Souterrain, Slieve, Co. Kerry
Co. Kerry |
Settlement Sites
On a south-facing slope near the head of the Emlagh river valley in County Kerry, there is a hollow in the ground that local tradition has long associated with hidden gold.
The depression, roughly six and a half metres long and just over a metre deep, is all that remains of a souterrain, an underground stone-lined passage or chamber typically built during the early medieval period, often as a place of refuge or storage within a ringfort. A few fragments of its original drystone lining still cling to the sides, but the structure has otherwise collapsed in on itself, leaving little to see above ground.

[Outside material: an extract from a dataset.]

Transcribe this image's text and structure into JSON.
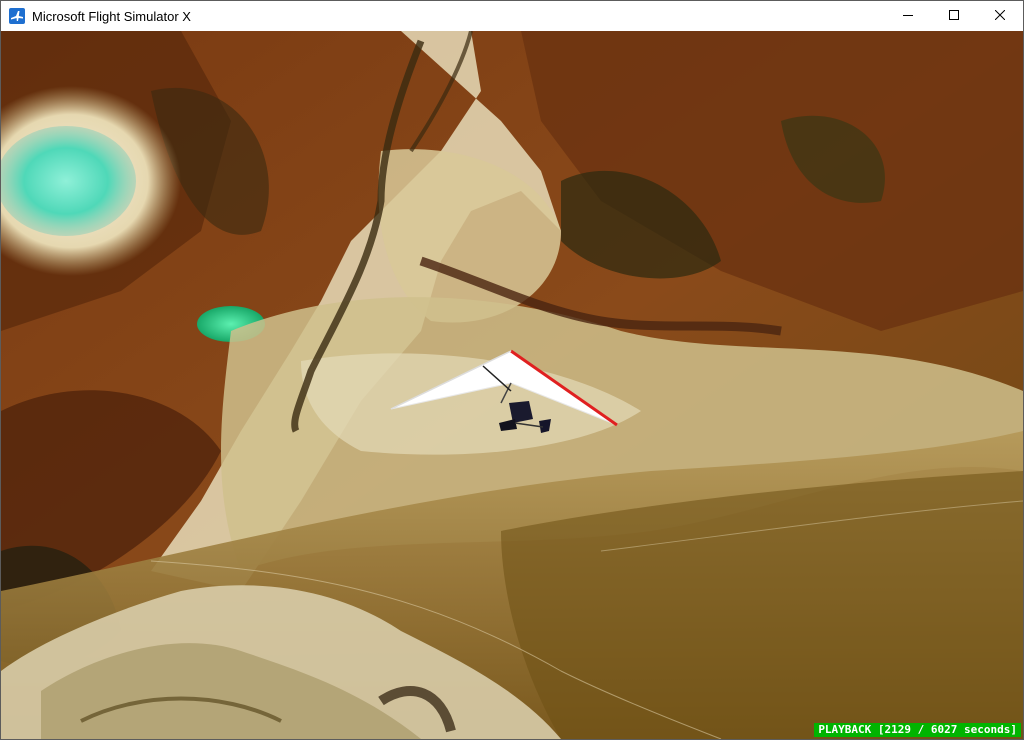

The site sits within a ringfort, a circular enclosed settlement of the kind that was common across Ireland from roughly the fifth to the twelfth centuries. What sets this particular spot apart is its local name and the story attached to it. The feature is known as Poll Dominic, a name recorded by An Seabhac in 1939, and it carries a persistent reputation as the hiding place of gold belonging to a highwayman. Whether the name Dominic refers to the highwayman himself or to some earlier association is not recorded. Nearby, set into the outer bank of the ringfort's ditch on the northern side, there is a small D-shaped drystone chamber that may be a comparatively recent animal shelter rather than anything of medieval origin, a reminder that these old enclosures were often reused for entirely practical purposes long after their original inhabitants were gone.